Carefully and clearly mark the 2 mortises needed on one table leg. Mark the outside of the mortises as well as the center of the mortices (both vertically and horizontally). One will be left side and on will be right side. If the mortises are not centered on the table legs mark the "lefts" and the "rights" on all the legs clearly. We will assume they are not centered on the table leg. Lets proceed to do the left side mortises.

Be sure the jig is securely clamped to benchtop. 

Put the router and guide assembly aside (off and unplugged). 

Set the T-Trak stop blocks for desired mortise length by using the ruler on the Incra t-trak plus. The hardwood runner (attached to the router's edge guide) is 7 inches long. So, by adding 1" out on each side from (3 1/2" to 4 1/2") will make a mortise 2" in length. Note: the ruler on T-Track reads out from zero on both sides making this a simple procedure. 

Adjust the hold down clamp bolt for stock thickness tighten nut and black knob. If available a short piece of scrap (the same thickness as the table leg) will make this an easier task. 

Set the workpiece horizontally atop the front slider plate. Adjust the slider plate (vertically) so the top edge of the workpiece is even with the Corian top plate. Note: if the mortise is not in the center of the table leg, it should positioned with the mortise closest to the jig. In other words - don't make the cut of the mortises overhang the jig more than it has to. 

Adjust the horizontal position of the leg so the center mark on the table leg and the center line on the Corian top plate line up. 

Adjust the hold downs plywood slider plate so it positions the clamp near center of the workpiece. Tighten the 2 knobs on the hold down slider plate and press the hold down lever to secure the workpiece to the jig.

Clamp a stop block to the left of the workpiece (to index for the other leftside table leg cuts). 

Set the router on the top plate with the hardwood edge guide runner in the slot on the back side of the jig. 

Set the routers edge guide laterally to position the router bit on the workpiece and your layout lines. With the router off (and unplugged) test plunge the router to ensure the bit is aligned with the work piece layout lines. 
Secure the edge guides lockdown bolts/knobs.

Set the router plunge depth. 

Mortises are ready to be cut. Plug in and turn the router on. Slide the router to the right until it hits the stop. Plunge the router to max depth keeping the routers plate firmly on the jigs Corian top plate. Unplunge the router an slide the router to the left side and repeat.

Plunge again about 1/8" moving from left to right across the workpiece removing waste. On subsequent plunges take about 3/16" and move from left to right continueing to remove the waste until the mortise is complete. 
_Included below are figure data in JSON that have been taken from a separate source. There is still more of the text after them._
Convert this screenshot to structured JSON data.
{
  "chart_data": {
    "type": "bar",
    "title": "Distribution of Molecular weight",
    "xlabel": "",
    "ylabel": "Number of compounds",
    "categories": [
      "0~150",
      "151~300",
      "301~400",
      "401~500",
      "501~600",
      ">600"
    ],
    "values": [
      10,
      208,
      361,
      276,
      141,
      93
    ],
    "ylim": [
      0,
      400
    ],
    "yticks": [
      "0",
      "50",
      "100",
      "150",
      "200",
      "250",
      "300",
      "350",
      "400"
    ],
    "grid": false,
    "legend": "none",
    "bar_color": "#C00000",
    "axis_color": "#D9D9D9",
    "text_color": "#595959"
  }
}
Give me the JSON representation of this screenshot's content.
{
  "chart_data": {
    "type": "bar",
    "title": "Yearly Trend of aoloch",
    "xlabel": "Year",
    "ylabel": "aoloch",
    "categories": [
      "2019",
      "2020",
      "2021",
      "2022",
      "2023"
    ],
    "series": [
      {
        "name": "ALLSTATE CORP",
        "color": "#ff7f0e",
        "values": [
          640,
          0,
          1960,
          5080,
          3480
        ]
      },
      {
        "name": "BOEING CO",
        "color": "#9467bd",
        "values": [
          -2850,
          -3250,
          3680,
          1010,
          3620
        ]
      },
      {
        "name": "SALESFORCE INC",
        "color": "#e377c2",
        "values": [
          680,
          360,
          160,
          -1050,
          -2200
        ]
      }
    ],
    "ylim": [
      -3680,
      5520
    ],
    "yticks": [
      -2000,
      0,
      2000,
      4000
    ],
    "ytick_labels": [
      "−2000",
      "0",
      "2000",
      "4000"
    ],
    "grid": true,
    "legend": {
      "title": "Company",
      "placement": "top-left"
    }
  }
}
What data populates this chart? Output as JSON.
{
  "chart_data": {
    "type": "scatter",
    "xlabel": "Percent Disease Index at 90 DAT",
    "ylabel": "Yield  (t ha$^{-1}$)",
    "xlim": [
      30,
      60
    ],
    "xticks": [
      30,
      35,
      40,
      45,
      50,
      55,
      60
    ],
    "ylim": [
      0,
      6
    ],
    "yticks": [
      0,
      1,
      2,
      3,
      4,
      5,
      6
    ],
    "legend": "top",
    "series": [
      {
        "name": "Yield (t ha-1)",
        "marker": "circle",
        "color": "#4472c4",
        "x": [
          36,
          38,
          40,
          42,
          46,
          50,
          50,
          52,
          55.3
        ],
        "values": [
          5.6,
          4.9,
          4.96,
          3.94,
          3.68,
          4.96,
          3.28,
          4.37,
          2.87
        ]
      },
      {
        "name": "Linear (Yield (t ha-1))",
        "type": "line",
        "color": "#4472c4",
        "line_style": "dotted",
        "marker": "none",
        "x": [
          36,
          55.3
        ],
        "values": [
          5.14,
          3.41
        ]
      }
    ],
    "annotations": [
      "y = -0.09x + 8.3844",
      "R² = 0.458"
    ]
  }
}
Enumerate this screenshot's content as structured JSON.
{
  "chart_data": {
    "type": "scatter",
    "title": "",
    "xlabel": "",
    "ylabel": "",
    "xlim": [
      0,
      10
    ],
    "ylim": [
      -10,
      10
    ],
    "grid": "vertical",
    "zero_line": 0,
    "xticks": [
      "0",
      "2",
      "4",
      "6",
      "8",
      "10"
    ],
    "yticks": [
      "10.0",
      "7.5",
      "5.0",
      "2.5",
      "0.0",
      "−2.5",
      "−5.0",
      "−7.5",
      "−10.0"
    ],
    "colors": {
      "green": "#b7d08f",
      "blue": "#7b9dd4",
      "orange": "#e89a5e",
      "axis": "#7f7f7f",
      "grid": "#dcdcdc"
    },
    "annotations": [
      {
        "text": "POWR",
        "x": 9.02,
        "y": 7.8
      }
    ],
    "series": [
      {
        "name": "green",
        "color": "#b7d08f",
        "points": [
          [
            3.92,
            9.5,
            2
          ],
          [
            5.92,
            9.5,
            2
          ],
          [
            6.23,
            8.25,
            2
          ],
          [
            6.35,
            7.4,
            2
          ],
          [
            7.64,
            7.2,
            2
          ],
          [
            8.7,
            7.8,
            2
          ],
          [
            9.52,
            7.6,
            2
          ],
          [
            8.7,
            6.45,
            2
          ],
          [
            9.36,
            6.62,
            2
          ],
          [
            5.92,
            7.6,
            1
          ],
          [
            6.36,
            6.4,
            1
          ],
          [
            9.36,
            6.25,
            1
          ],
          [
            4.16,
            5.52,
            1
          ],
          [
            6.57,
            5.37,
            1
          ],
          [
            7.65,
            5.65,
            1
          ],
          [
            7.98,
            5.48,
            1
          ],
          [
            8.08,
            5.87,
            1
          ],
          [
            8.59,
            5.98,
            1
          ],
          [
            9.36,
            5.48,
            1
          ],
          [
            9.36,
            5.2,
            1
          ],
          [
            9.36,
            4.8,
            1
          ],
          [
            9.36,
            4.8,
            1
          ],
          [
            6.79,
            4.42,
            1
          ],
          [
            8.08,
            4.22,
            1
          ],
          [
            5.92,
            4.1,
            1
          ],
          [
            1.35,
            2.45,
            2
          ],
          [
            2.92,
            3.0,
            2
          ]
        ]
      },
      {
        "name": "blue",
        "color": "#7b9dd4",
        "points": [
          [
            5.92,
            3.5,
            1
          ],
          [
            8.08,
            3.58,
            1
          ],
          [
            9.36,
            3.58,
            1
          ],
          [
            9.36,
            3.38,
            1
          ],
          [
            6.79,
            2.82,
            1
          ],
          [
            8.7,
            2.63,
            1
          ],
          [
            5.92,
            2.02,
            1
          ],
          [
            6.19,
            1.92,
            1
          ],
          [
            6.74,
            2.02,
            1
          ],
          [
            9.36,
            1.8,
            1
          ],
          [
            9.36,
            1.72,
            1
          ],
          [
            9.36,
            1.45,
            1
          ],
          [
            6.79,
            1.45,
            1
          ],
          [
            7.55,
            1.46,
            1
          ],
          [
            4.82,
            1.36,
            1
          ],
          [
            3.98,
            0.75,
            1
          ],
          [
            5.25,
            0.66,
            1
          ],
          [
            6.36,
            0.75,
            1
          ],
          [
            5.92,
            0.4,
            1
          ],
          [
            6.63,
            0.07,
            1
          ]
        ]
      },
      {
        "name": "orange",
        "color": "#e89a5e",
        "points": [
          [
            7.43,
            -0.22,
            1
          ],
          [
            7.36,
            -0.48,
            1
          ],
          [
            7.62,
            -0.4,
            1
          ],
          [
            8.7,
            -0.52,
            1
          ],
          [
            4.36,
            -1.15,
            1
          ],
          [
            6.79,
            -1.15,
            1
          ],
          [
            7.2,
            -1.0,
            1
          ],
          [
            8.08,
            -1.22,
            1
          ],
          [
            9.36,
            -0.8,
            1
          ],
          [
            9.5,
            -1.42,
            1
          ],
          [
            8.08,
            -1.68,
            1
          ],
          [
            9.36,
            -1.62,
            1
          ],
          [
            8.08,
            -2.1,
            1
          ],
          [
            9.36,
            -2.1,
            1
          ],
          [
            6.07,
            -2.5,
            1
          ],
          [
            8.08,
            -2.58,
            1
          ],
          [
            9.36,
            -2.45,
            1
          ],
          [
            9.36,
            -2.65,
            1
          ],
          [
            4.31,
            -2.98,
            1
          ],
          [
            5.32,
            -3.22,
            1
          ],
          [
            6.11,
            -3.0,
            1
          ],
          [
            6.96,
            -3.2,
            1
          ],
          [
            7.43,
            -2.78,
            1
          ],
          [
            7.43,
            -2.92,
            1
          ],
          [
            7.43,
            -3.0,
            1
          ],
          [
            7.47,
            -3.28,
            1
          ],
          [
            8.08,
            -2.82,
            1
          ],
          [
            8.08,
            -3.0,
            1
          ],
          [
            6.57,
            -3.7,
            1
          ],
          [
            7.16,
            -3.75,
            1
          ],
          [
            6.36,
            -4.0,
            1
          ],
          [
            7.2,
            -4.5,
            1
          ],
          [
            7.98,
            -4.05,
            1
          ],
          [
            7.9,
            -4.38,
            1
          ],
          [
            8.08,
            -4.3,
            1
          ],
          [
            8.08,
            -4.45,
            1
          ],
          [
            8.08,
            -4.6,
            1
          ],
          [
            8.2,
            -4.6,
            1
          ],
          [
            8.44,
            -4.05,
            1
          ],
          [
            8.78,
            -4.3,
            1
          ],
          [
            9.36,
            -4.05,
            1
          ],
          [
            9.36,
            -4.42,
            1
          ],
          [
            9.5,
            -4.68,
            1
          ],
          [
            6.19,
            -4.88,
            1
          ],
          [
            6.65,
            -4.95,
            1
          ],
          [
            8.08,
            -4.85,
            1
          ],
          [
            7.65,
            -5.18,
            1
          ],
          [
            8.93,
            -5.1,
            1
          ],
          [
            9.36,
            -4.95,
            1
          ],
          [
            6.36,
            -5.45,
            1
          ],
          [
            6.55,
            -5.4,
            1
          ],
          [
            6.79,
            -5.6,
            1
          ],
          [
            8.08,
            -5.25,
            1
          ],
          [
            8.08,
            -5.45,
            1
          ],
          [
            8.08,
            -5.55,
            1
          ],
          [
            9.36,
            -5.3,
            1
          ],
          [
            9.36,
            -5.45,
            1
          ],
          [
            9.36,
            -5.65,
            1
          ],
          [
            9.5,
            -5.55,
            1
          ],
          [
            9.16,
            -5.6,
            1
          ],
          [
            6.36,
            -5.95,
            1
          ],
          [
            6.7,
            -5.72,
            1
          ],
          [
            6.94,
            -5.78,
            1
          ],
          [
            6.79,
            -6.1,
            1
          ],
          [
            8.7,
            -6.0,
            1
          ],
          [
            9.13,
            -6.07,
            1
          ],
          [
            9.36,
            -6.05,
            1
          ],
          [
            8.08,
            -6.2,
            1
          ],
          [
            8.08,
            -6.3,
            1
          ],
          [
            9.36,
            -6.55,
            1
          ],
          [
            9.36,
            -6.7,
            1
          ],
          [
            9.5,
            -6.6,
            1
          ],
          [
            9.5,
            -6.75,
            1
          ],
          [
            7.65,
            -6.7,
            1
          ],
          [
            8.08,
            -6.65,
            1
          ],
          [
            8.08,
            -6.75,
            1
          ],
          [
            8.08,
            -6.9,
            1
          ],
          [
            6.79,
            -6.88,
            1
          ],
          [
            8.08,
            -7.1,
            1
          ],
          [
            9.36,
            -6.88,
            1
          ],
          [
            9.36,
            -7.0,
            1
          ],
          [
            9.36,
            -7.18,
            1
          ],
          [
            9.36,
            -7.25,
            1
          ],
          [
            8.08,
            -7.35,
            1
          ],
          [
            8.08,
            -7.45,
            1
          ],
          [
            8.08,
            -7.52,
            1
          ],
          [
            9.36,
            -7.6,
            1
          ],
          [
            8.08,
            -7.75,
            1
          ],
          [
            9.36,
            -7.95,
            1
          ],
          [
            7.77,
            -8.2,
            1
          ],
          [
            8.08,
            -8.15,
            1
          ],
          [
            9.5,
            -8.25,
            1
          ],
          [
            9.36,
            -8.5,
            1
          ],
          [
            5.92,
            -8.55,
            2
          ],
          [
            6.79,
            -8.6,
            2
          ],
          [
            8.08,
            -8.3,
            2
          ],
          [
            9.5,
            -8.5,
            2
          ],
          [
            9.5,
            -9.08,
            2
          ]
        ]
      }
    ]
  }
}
Stop the router and set aside.

Unclamp the workpiece from the hold down.

Blow out any sawdust and wood chips from the edge guide runners track and in front of the stop block.

Repeat for the 3 other leftside table leg mortises using the stop block to index.

Unclamp the stop block scrap and reposition on the right side following the above setup procedure.

Cut the 4 rightside mortises.


----------



## Belg (Nov 2, 2011)

Tj, I'm looking to make myself a mortise jig and am wondering how this has worked for you? Any changes, threw it away and started with something else kind of things thanks Pat


----------



## TwoSkies57 (Feb 23, 2009)

Pat...

just a heads up. It doesn't look like TJ has posted in here since 3/2009. You might try his email. Right click on his name and use the drop down menu to access an email address. Have no way of telling if its still a valid address..but you can give it a try


----------



## Belg (Nov 2, 2011)

Bill, thanks a lot for the info. The post above mine was made on 03-23-2009 still a long time ago, lol. Will give the email thing a try.


----------



## TwoSkies57 (Feb 23, 2009)

OPS.. *L* my bad,,, date corrected...

your quite welcome Pat... good luck with your search..


----------